Girls

not coming of age:

…there’s an important difference between Apatow’s work and Dunham’s, and that is that Apatow tells and re-tells stories of growing up, while Dunham shows a group of women who stubbornly refuse to do so. Apatow shows characters learning the importance of responsibility and morality, while Dunham’s characters are largely devoid of the former and uninterested in the latter.

The show’s main character, played by Dunham herself, embodies all of this. In the first scene of the pilot, when her parents tell her they won’t be paying her bills any more, she loses it, and informs them that instead of pushing her out of the nest, they should be grateful she isn’t addicted to pills. Her friends are equally appalled by the prospect of a 24-year-old paying her own phone bills, and, for the most part, they’re equally reckless. For instance, in the second episode, one of them misses her abortion appointment because she’s busy having sex in a bar. And their romantic relationships — unsurprisingly — come in about every possible iteration of dysfunction.

…You can almost argue that Lena Dunham sees President Obama as the perfect surrogate for everything missing in her characters’ lives: He’s their gentle lover, supportive parent, and empathetic friend. He’s special. He won’t let them down. He’s Prince Charming. And that kind of defeats the purpose of feminism.

You’d think the feminist elevation of agency would result in women who take pride in being responsible for their own bodies. You’d hope that telling women that they can do whatever they want would imply that they’re responsible for what they do. You’d think serious feminists would argue that true empowerment is something you lay claim to, not something the federal government dispenses in all its benevolence. But for Dunham, that doesn’t seem to be the case.
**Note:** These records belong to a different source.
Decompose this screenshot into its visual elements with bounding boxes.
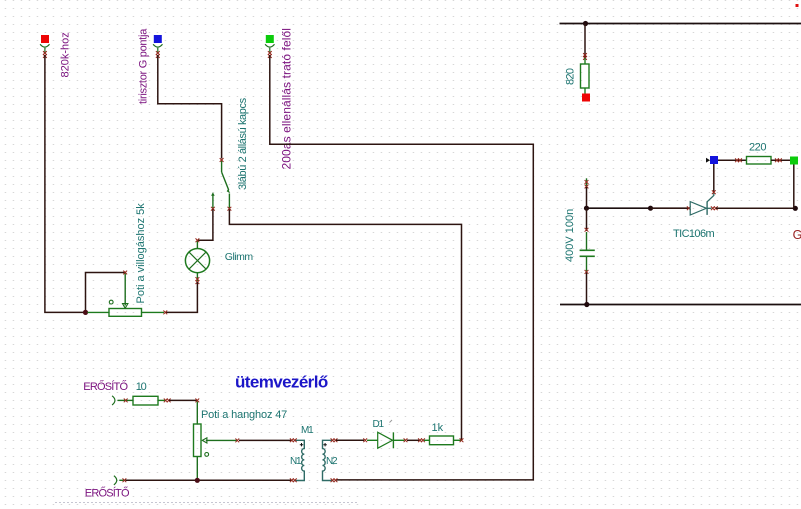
resistor 820 bottom pin: [584, 88, 586, 94]
pot wiper arrowhead: [123, 304, 128, 309]
thyristor cathode bar: [706, 201, 708, 215]
cross cap plate1: [585, 228, 589, 232]
pin stub blue square: [157, 48, 159, 54]
cross N2 top: [331, 438, 338, 442]
cross pot hanghoz top: [195, 399, 199, 403]
cross 820 top: [583, 53, 587, 60]
cross N1 top: [290, 438, 297, 442]
cross gate: [712, 190, 716, 194]
switch lever: [222, 172, 229, 190]
svg-text:ERŐSÍTŐ: ERŐSÍTŐ: [85, 486, 130, 500]
svg-text:ERŐSÍTŐ: ERŐSÍTŐ: [83, 379, 128, 393]
cross pot right: [163, 311, 167, 315]
diode D1 left pin: [367, 439, 378, 441]
wire cathode to right: [716, 207, 795, 209]
svg-text:tirisztor G pontja: tirisztor G pontja: [138, 28, 150, 104]
wire red-square net vertical: [45, 55, 86, 312]
resistor 1k left pin: [424, 439, 430, 441]
svg-text:N2: N2: [326, 456, 338, 467]
cross red square pin: [43, 51, 47, 58]
junction dot top rail: [583, 21, 588, 26]
svg-text:820k-hoz: 820k-hoz: [60, 32, 72, 77]
lamp X: [189, 252, 206, 269]
dashed sheet edge bottom: [55, 502, 358, 504]
wire left throw to lamp: [197, 210, 213, 241]
junction dot pot hanghoz bottom: [195, 478, 200, 483]
svg-text:N1: N1: [290, 456, 302, 467]
resistor 10 body: [133, 396, 158, 405]
wire bottom row: [126, 479, 293, 481]
cross EROSITO top pin: [124, 399, 128, 403]
pot hanghoz wiper line: [206, 439, 237, 441]
switch left throw arrowhead: [211, 192, 215, 195]
svg-text:400V 100n: 400V 100n: [564, 209, 576, 262]
diode D1 right pin: [393, 439, 404, 441]
svg-text:820: 820: [565, 68, 577, 85]
wire D1 to 1k: [407, 439, 421, 441]
pin stub EROSITO bottom: [119, 479, 123, 481]
svg-text:200as ellenállás trató felől: 200as ellenállás trató felől: [280, 28, 294, 170]
cross thyristor anode: [687, 206, 691, 210]
net flag blue square (tirisztor G pontja): [154, 35, 162, 43]
pot marker circle: [109, 300, 113, 304]
pin arc EROSITO bottom: [114, 476, 117, 485]
pin arc under green square: [265, 44, 274, 47]
cross wiper top: [123, 271, 127, 275]
svg-text:1k: 1k: [432, 422, 444, 434]
pot hanghoz wiper arrowhead: [202, 438, 207, 443]
net flag green square (200as): [266, 35, 274, 43]
tiny red mark top right: [796, 4, 799, 7]
wire mid rail to thyristor: [651, 207, 689, 209]
wire blue square to 220: [718, 159, 747, 161]
cross N1 bottom: [290, 478, 297, 482]
wire wiper to trafo: [239, 439, 292, 441]
cross wiper right: [235, 439, 239, 443]
cap stub top pin: [586, 178, 588, 186]
cross EROSITO bottom: [123, 478, 127, 482]
wire 220 right: [771, 159, 790, 161]
junction dot mid rail left: [584, 206, 589, 211]
resistor 820 body: [581, 64, 590, 88]
resistor 10 right pin: [158, 399, 165, 401]
pin arc EROSITO top: [112, 396, 115, 405]
wire green square down: [793, 165, 795, 209]
wire cap to bottom rail: [586, 273, 588, 305]
wire gate to blue square: [713, 164, 715, 192]
cross lamp bottom: [196, 277, 200, 284]
net flag red square 2: [582, 94, 590, 102]
mid rail: [587, 207, 691, 209]
cross D1 right: [404, 438, 408, 442]
wire N2 top to diode: [336, 439, 364, 441]
cross left throw: [211, 207, 215, 211]
svg-text:3lábú 2 állású kapcs: 3lábú 2 állású kapcs: [237, 97, 249, 190]
thyristor TIC106m triangle: [690, 202, 706, 215]
cross D1 left: [363, 438, 367, 442]
cross N2 bottom: [331, 478, 338, 482]
junction dot mid rail: [648, 206, 653, 211]
svg-text:D1: D1: [373, 419, 385, 430]
capacitor C pin2: [586, 257, 588, 272]
wire blue net: [158, 55, 222, 159]
lamp bottom pin: [196, 273, 198, 281]
capacitor C pin1: [586, 232, 588, 250]
pin stub red square: [44, 48, 46, 54]
pin arc under blue square: [153, 44, 162, 47]
cross blue square pin: [156, 51, 160, 58]
cross cap stub 1: [585, 180, 589, 184]
plus mark N1: [300, 443, 303, 446]
transformer N2 winding: [323, 440, 334, 480]
cross cathode: [711, 206, 718, 210]
junction dot pot left: [83, 310, 88, 315]
cross 1k left: [418, 438, 425, 442]
pin stub EROSITO top: [118, 399, 134, 401]
junction dot right: [793, 206, 798, 211]
cross green square pin: [268, 51, 272, 58]
glow lamp Glimm: [185, 249, 209, 273]
wire cap stub to rail: [586, 187, 588, 208]
wire rail to 820: [584, 24, 586, 59]
wire resistor to pot top: [169, 399, 197, 401]
pin stub green square: [269, 48, 271, 54]
cross 220 right: [775, 158, 782, 162]
cross cap stub 2: [585, 185, 589, 189]
blue square triangle marker: [706, 158, 710, 163]
svg-text:Glimm: Glimm: [225, 251, 254, 263]
pin arc under red square: [40, 44, 49, 47]
svg-text:10: 10: [136, 381, 147, 393]
wire cap top section: [586, 208, 588, 231]
tiny mark near D1: [390, 420, 393, 423]
top rail: [560, 23, 801, 25]
svg-text:220: 220: [749, 141, 766, 153]
svg-text:ütemvezérlő: ütemvezérlő: [235, 372, 328, 391]
svg-text:Poti a hanghoz 47: Poti a hanghoz 47: [201, 409, 287, 421]
cross cap pin2: [585, 270, 589, 274]
svg-text:M1: M1: [301, 425, 314, 436]
switch lever arrowhead: [227, 189, 230, 194]
svg-text:G: G: [793, 228, 801, 242]
wire right throw to 1k: [229, 210, 461, 441]
cross lamp top: [196, 238, 200, 242]
thyristor cathode stub: [707, 207, 711, 209]
svg-text:Poti a villogáshoz 5k: Poti a villogáshoz 5k: [135, 203, 147, 304]
capacitor plate 2: [580, 255, 595, 257]
cross resistor right: [164, 399, 171, 403]
wire green net: [270, 55, 534, 480]
net flag green square 2: [790, 157, 798, 165]
junction dot bottom rail: [584, 302, 589, 307]
diode D1 cathode bar: [392, 432, 394, 448]
pot right pin: [142, 311, 165, 313]
switch left throw pin: [212, 195, 214, 209]
pot hanghoz bottom pin: [196, 457, 198, 481]
pot hanghoz top pin: [196, 402, 198, 425]
diode D1 triangle: [378, 432, 393, 448]
transformer N1 winding: [294, 440, 304, 480]
resistor 1k right pin: [454, 439, 462, 441]
switch S1 common pin: [221, 161, 223, 173]
wire wiper loop: [86, 273, 126, 313]
cross switch common: [220, 158, 224, 162]
resistor 220 body: [747, 157, 772, 165]
cross 1k right: [460, 438, 464, 442]
bottom rail: [560, 304, 801, 306]
resistor 1k body: [430, 436, 454, 445]
net flag red square (820k-hoz): [41, 35, 49, 43]
lamp top pin: [196, 241, 198, 249]
wire lamp bottom to pot right: [166, 282, 197, 312]
pot hanghoz marker circle: [205, 453, 209, 457]
switch right throw pin: [228, 194, 230, 209]
plus mark N2: [323, 443, 326, 446]
pot wiper line: [124, 274, 126, 306]
resistor 820 top pin: [584, 58, 586, 64]
cross 220 left: [735, 158, 742, 162]
svg-text:TIC106m: TIC106m: [673, 228, 714, 240]
thyristor gate pin: [707, 191, 714, 202]
pot hanghoz body: [194, 424, 202, 457]
net flag blue square 2: [710, 156, 718, 164]
potentiometer villogashoz body: [109, 309, 142, 317]
pot left pin: [88, 311, 110, 313]
capacitor plate 1: [580, 249, 595, 251]
cross right throw: [228, 207, 232, 211]
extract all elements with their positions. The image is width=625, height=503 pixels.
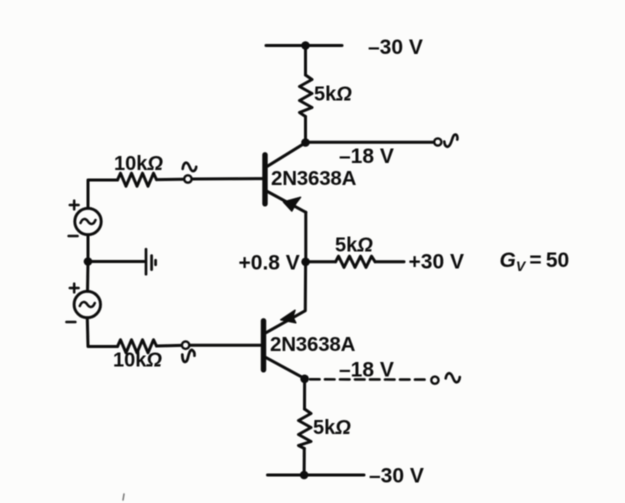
transistor Q2 emitter arrowhead (PNP, points to base) (281, 310, 296, 323)
sine squiggle above top input (183, 163, 197, 171)
wire R2 to +30V (375, 260, 404, 263)
wire V2 bottom to corner and right (87, 318, 117, 347)
wire node down to Q2 emitter (266, 262, 306, 333)
terminal input top (open circle) (184, 175, 191, 182)
wire top supply rail (266, 44, 342, 47)
wire upper output (306, 141, 434, 144)
resistor R2 5k (mid, horizontal) (336, 256, 376, 267)
wire Q1 emitter to node (304, 212, 307, 261)
resistor R5 10k (bottom input) (118, 340, 157, 353)
wire center node to V2 top (86, 262, 90, 292)
wire lower output (dashed) (310, 378, 426, 381)
svg-text:–18 V: –18 V (339, 358, 394, 381)
wire input terminal to Q1 base (192, 177, 262, 180)
wire R4 to input terminal (157, 178, 184, 181)
speck bottom left (123, 494, 124, 500)
wire R5 to input terminal (157, 344, 182, 348)
terminal lower output (open circle) (431, 377, 438, 384)
transistor Q1 emitter lead (267, 191, 306, 212)
sine squiggle lower output (446, 373, 460, 382)
node upper output junction (301, 138, 310, 147)
transistor Q2 collector lead (266, 357, 305, 378)
svg-text:10kΩ: 10kΩ (113, 350, 162, 372)
svg-text:–30 V: –30 V (369, 465, 424, 488)
minus sign V1 (69, 235, 78, 238)
sine squiggle upper output (444, 135, 457, 147)
wire R1 to collector node (304, 117, 307, 143)
plus sign V2 (70, 284, 79, 293)
svg-text:5kΩ: 5kΩ (314, 84, 352, 106)
transistor Q1 emitter arrowhead (PNP, points to base) (284, 197, 301, 211)
resistor R3 5k (bottom, vertical) (299, 409, 312, 449)
transistor Q1 collector lead (267, 143, 305, 167)
transistor Q1 2N3638A base bar (262, 155, 267, 204)
svg-text:GV = 50: GV = 50 (500, 249, 570, 274)
svg-text:2N3638A: 2N3638A (271, 167, 357, 190)
sine inside V1 (81, 219, 96, 224)
wire node to R2 (306, 260, 336, 263)
wire V1 bottom to center node (87, 235, 90, 262)
wire input terminal to Q2 base (190, 344, 261, 347)
svg-text:+30 V: +30 V (409, 251, 464, 274)
minus sign V2 (66, 321, 75, 324)
svg-text:5kΩ: 5kΩ (313, 417, 351, 439)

Because feminism was hijacked by the left back in the seventies, despite the fact that campus leftists were some of the biggest male chauvinist pigs around.

11 thoughts on “Girls”

  1. This comes as no surprise given the popularity of the modern sexist fairy tale disguised as “empowerment” known as The Hunger Games, almost as if there were a huge disconnect between modern feminist dogma and what the female id genuinely craves…

  2. This is what happens when you raise a generation on the idea that they have intrinsic personal worth, that they don’t have to do anything to earn respect, and there’s nothing they can do to lose it. They let their basest instincts take the wheel.

  3. “Every generation, Western civilization is invaded by barbarians – we call them ‘children.’” – Hannah Arendt

    And if the barbarians aren’t civilized, civilization collapses into barbarism when the barbarians take over. Just ask Rome.

    1. Sorry, but that’s not true. If one looks as a history of feminism, its original goal was to throw off the shackles of the patriarchy, not to become wards of the state.

  4. Perhaps we’re not using similar definitions. My memory of the Women’s Movement dates from the late sixties, early seventies, when I first remember reports about “Women’s Lib”. I recall it as being very much Leftist in nature, at least if the street theater and disruption tactics they used are anything to go by. Several of the movement’s leader’s, a prominent example being suburban communist Betty Freidan, spouted Leftist claptrap pretty much nonstop. Notice how, today, there is obedient silence from institutional feminism regarding the manner in which Muslims residing in this country, or any other, treat women–all of a piece with the ethos of trying to tear down the West. That was the sort of thing I had in mind.

    “Shackles of the patriarchy”? Forgive me, please, but have you memorized a lot of those? I was under the impression that any unshackling was mostly accomplished by the Industrial and Scientific revolutions, and it was overwhelmingly men who did that, and I doubt anyone was thinking about tearing anything down, as for example a “patriarchy”, while the tide of human achievement was rising.

    Whatever feminism’s goals are, I have a hard time regarding feminism as being anything but opportunistic. Not much feminism in desperately poor countries, is there? Doesn’t feminism have to have a rich, prosperous environment in which to thrive?